What has gone wrong in these cases, however, has nothing to do with how devoutly these people practice their faith. The real moral hazard they’ve fallen into is building a faith identity or communal solidarity on otherness, victimhood or grievance.

When any community sees the rest of the world as a threat, its members can use that threat to justify illegal or unethical behavior, as long as the outsiders are the ones adversely affected.
 
I don’t mean to say that this faith community doesn’t have legitimate, well-rooted grievances, historic or present, or that many other groups don’t use victimhood or outside threats to great effect. There is almost no community that has not fallen prey to the moral hazard of pursuing victimhood.

But it almost always works to the detriment of others and ultimately to the community itself. These communities become focused on what has been done to them and, worse, what is owed to them. Their view of the world excludes the obligations that are also theirs to assume.

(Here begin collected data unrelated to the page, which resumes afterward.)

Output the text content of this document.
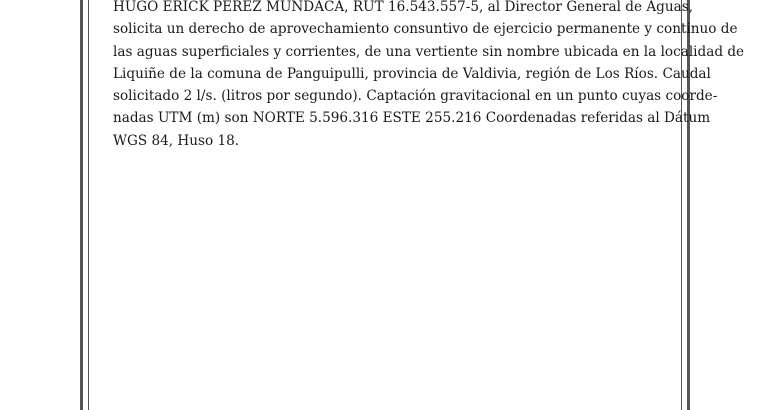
HUGO ERICK PEREZ MUNDACA, RUT 16.543.557-5, al Director General de Aguas,
solicita un derecho de aprovechamiento consuntivo de ejercicio permanente y continuo de
las aguas superficiales y corrientes, de una vertiente sin nombre ubicada en la localidad de
Liquiñe de la comuna de Panguipulli, provincia de Valdivia, región de Los Ríos. Caudal
solicitado 2 l/s. (litros por segundo). Captación gravitacional en un punto cuyas coorde-
nadas UTM (m) son NORTE 5.596.316 ESTE 255.216 Coordenadas referidas al Dátum
WGS 84, Huso 18.
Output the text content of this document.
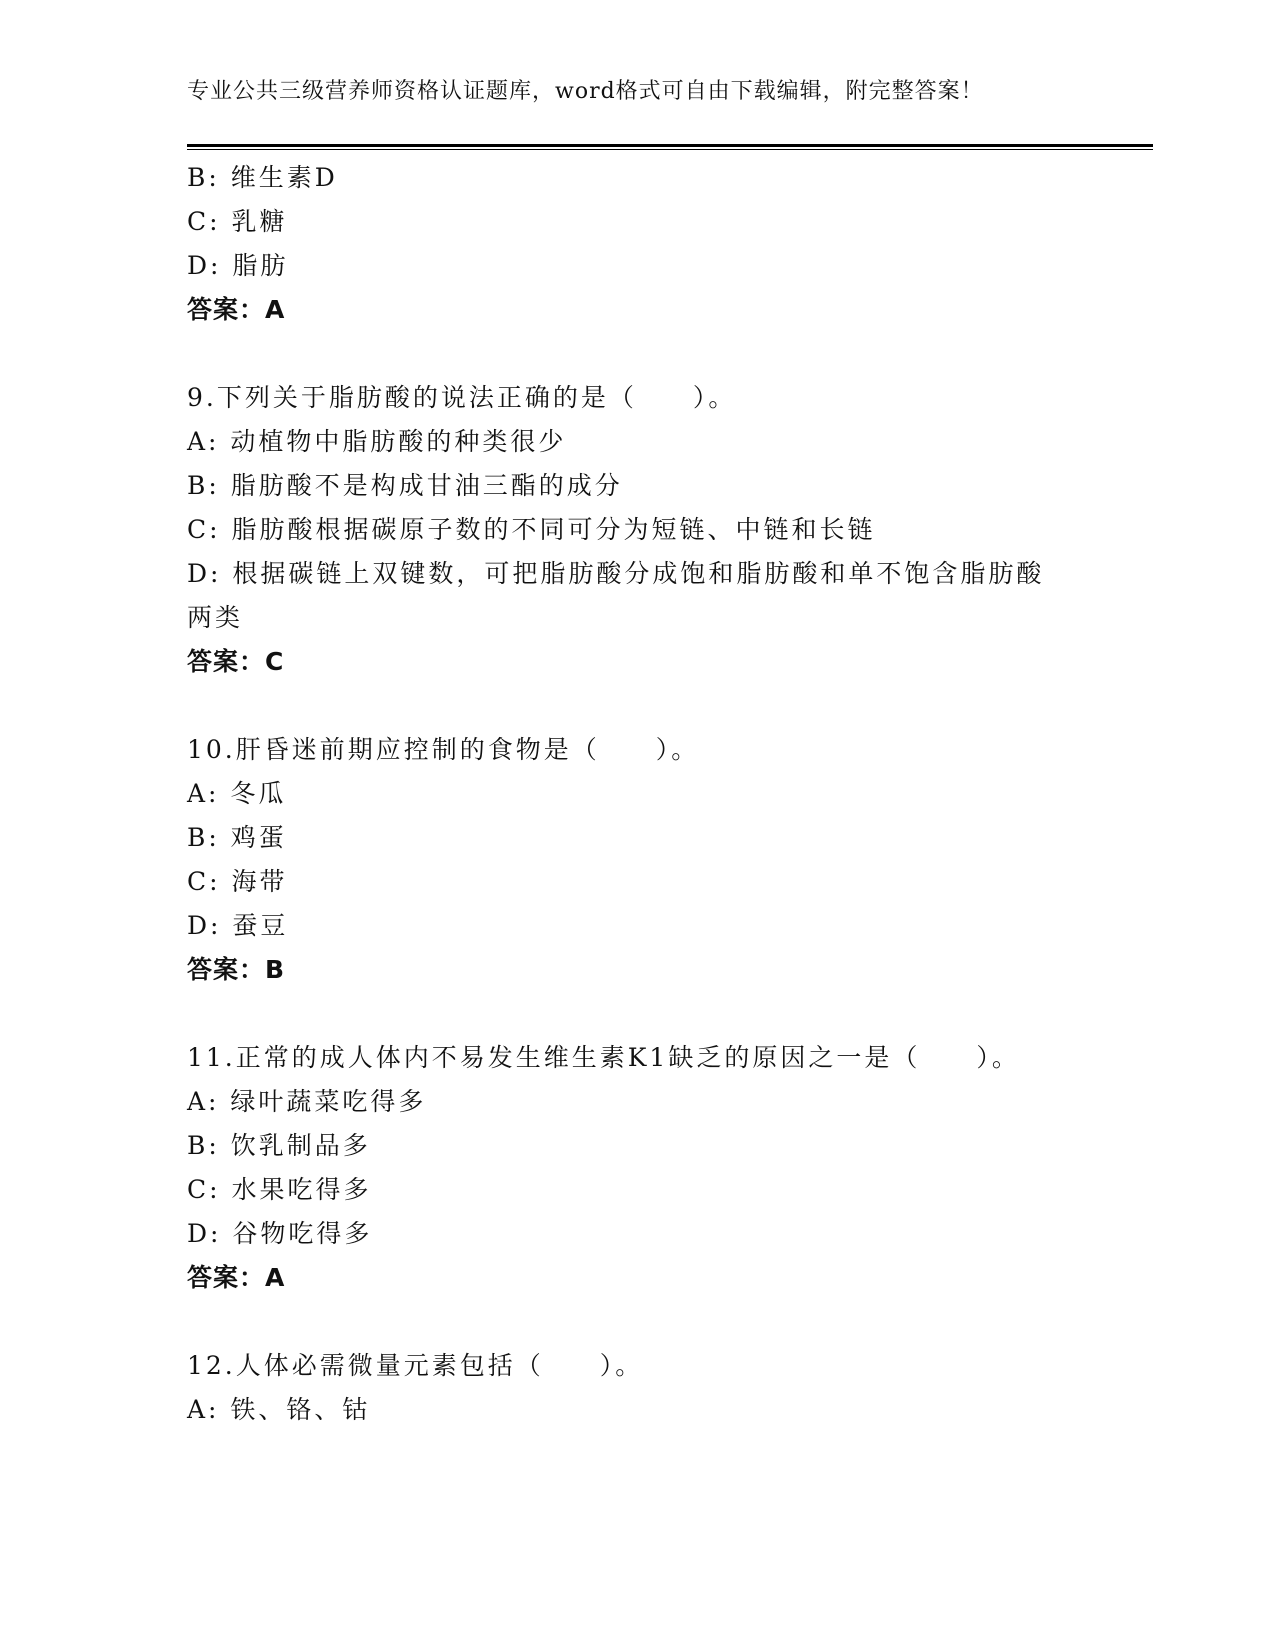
专业公共三级营养师资格认证题库，word格式可自由下载编辑，附完整答案！
B: 维生素D
C: 乳糖
D: 脂肪
答案：A
9.下列关于脂肪酸的说法正确的是（　　）。
A: 动植物中脂肪酸的种类很少
B: 脂肪酸不是构成甘油三酯的成分
C: 脂肪酸根据碳原子数的不同可分为短链、中链和长链
D: 根据碳链上双键数，可把脂肪酸分成饱和脂肪酸和单不饱含脂肪酸
两类
答案：C
10.肝昏迷前期应控制的食物是（　　）。
A: 冬瓜
B: 鸡蛋
C: 海带
D: 蚕豆
答案：B
11.正常的成人体内不易发生维生素K1缺乏的原因之一是（　　）。
A: 绿叶蔬菜吃得多
B: 饮乳制品多
C: 水果吃得多
D: 谷物吃得多
答案：A
12.人体必需微量元素包括（　　）。
A: 铁、铬、钴
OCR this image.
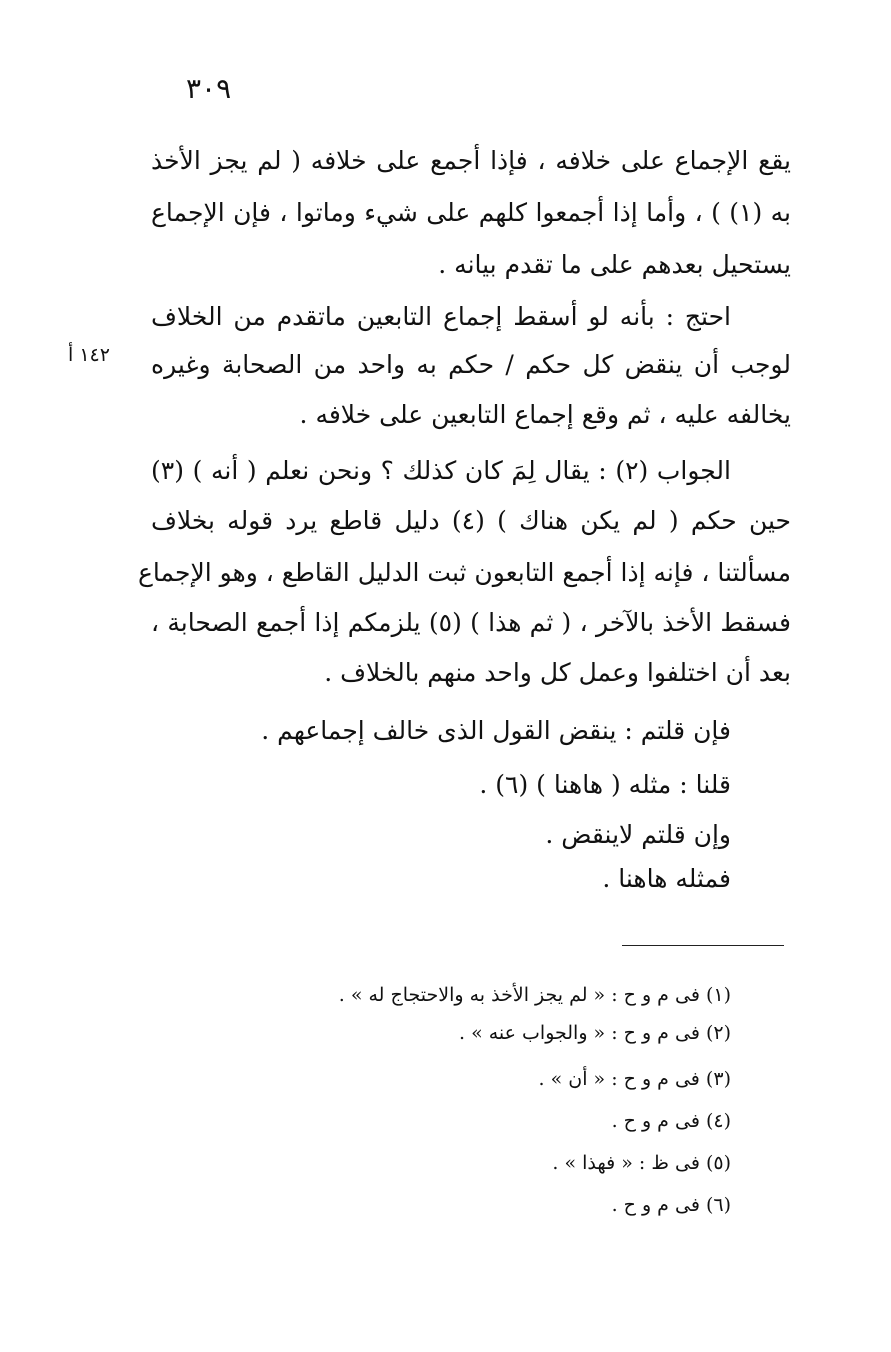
٣٠٩
يقع الإجماع على خلافه ، فإذا أجمع على خلافه ( لم يجز الأخذ
به (١) ) ، وأما إذا أجمعوا كلهم على شيء وماتوا ، فإن الإجماع
يستحيل بعدهم على ما تقدم بيانه .
احتج : بأنه لو أسقط إجماع التابعين ماتقدم من الخلاف
لوجب أن ينقض كل حكم / حكم به واحد من الصحابة وغيره
يخالفه عليه ، ثم وقع إجماع التابعين على خلافه .
١٤٢ أ
الجواب (٢) : يقال لِمَ كان كذلك ؟ ونحن نعلم ( أنه ) (٣)
حين حكم ( لم يكن هناك ) (٤) دليل قاطع يرد قوله بخلاف
مسألتنا ، فإنه إذا أجمع التابعون ثبت الدليل القاطع ، وهو الإجماع
فسقط الأخذ بالآخر ، ( ثم هذا ) (٥) يلزمكم إذا أجمع الصحابة ،
بعد أن اختلفوا وعمل كل واحد منهم بالخلاف .
فإن قلتم : ينقض القول الذى خالف إجماعهم .
قلنا : مثله ( هاهنا ) (٦) .
وإن قلتم لاينقض .
فمثله هاهنا .
(١) فى م و ح : « لم يجز الأخذ به والاحتجاج له » .
(٢) فى م و ح : « والجواب عنه » .
(٣) فى م و ح : « أن » .
(٤) فى م و ح .
(٥) فى ظ : « فهذا » .
(٦) فى م و ح .
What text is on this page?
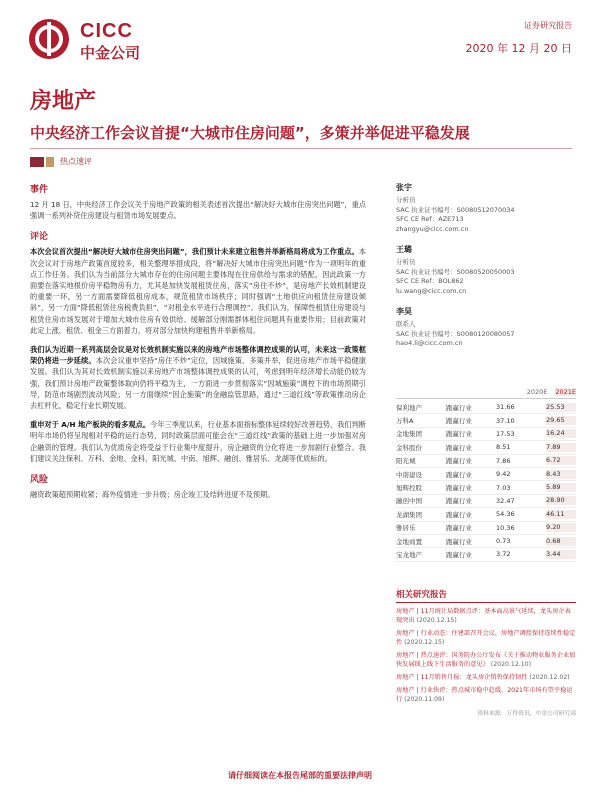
CICC
中金公司
证券研究报告
2020 年 12 月 20 日
房地产
中央经济工作会议首提“大城市住房问题”，多策并举促进平稳发展
热点速评
事件

12 月 18 日，中央经济工作会议关于房地产政策的相关表述首次提出“解决好大城市住房突出问题”，重点强调一系列补贷住房建设与租赁市场发展要点。

评论

本次会议首次提出“解决好大城市住房突出问题”，我们预计未来建立租售并举新格局将成为工作重点。本次会议对于房地产政策首度较多，相关整理举措成段，将“解决好大城市住房突出问题”作为一项明年的重点工作任务。我们认为当前部分大城市存在的住房问题主要体现在住房供给与需求的错配，因此政策一方面要在落实地根价房平稳物房有力，尤其是加快发展租赁住房，落实“房住不炒”，是房地产长效机制建设的重要一环，另一方面需要降低租房成本，规范租赁市场秩序；同时强调“土地供应向租赁住房建设倾斜”，另一方面“降低租赁住房税费负担”，“对租金水平进行合理调控”。我们认为，保障性租赁住房建设与租赁住房市场发展对于增加大城市住房有效供给、缓解部分刚需群体租住问题具有重要作用；目前政策对此定上涨，租赁、租金三方面着力，将对部分加快构建租售并举新格局。

我们认为近期一系列高层会议是对长效机制实施以来的房地产市场整体调控成果的认可，未来这一政策框架仍将进一步延续。本次会议重申坚持“房住不炒”定位，因城施策、多策并举，促进房地产市场平稳健康发展。我们认为其对长效机制实施以来房地产市场整体调控成果的认可，考虑到明年经济增长动能仍较为强，我们预计房地产政策整体取向仍将平稳为主，一方面进一步贯彻落实“因城施策”调控下的市场预期引导，防范市场剧烈波动风险；另一方面继续“因企施策”的金融监管思路，通过“三道红线”等政策推动房企去杠杆化，稳定行业长期发展。

重申对于 A/H 地产板块的看多观点。今年三季度以来，行业基本面指标整体延续较好改善趋势，我们判断明年市场仍将呈现相对平稳的运行态势，同时政策层面可能会在“三道红线”政策的基础上进一步加强对房企融资的管理。我们认为优质房企将受益于行业集中度提升，房企融资的分化将进一步加剧行业整合。我们建议关注保利、万科、金地、金科、阳光城、中南、旭辉、融创、雅居乐、龙湖等优质标的。

风险

融资政策超预期收紧；海外疫情进一步升级；房企竣工及结转进度不及预期。

张宇
分析员
SAC 执业证书编号：S0080512070034
SFC CE Ref：AZE713
zhangyu@cicc.com.cn
王璐
分析员
SAC 执业证书编号：S0080520050003
SFC CE Ref：BOL862
lu.wang@cicc.com.cn
李昊
联系人
SAC 执业证书编号：S0080120080057
hao4.li@cicc.com.cn
2020E 2021E
保利地产	跑赢行业	31.66	25.53
万科A	跑赢行业	37.10	29.65
金地集团	跑赢行业	17.53	16.24
金科股份	跑赢行业	8.51	7.89
阳光城	跑赢行业	7.86	6.72
中南建设	跑赢行业	9.42	8.43
旭辉控股	跑赢行业	7.03	5.89
融创中国	跑赢行业	32.47	28.90
龙湖集团	跑赢行业	54.36	46.11
雅居乐	跑赢行业	10.36	9.20
金地商置	跑赢行业	0.73	0.68
宝龙地产	跑赢行业	3.72	3.44
相关研究报告
房地产 | 11月统计局数据点评：基本面高景气延续，龙头房企表现突出 (2020.12.15)
房地产 | 行业动态：住建部召开会议，房地产调控保持连续性稳定性 (2020.12.15)
房地产 | 热点速评：国务院办公厅发布《关于推动物业服务企业加快发展线上线下生活服务的意见》 (2020.12.10)
房地产 | 11月销售月报：龙头房企销售保持韧性 (2020.12.02)
房地产 | 行业快评：热点城市稳中趋缓，2021年市场有望平稳运行 (2020.11.09)
资料来源：万得资讯，中金公司研究部
请仔细阅读在本报告尾部的重要法律声明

One way to measure if we are falling into this trap is to ask how we victimize those with whom we disagree. After all, victimization can be practiced by victims as well.
 
I don’t know the folks who operate ParCare, but I do know plenty of people in the Haredi community, not to mention plenty of people in other fervently religious communities. By and large, they are good and decent people. There is plenty about which we do not agree, but I don’t know any of them who get up in the morning to pray for help and guidance to harm others.
 
All too often, though, the fervently faithful — regardless of the theology or politics for which they reserve their fervor — do get up each day prepared to engage in an ongoing struggle with the forces — spiritual, political, cultural, etc. — that they experience as threatening them and their way of life. That’s almost never a good or useful way to start one’s day.
 
Yes, there are real victims in this world, and raising awareness of them is a genuinely sacred act. But when any community depends on a victim’s mindset as the value that defines them, things don’t go well.

(Rabbi Brad Hirschfield is president of the National Jewish Center for Learning and Leadership. The views expressed in this commentary do not necessarily represent those of Religion News Service.)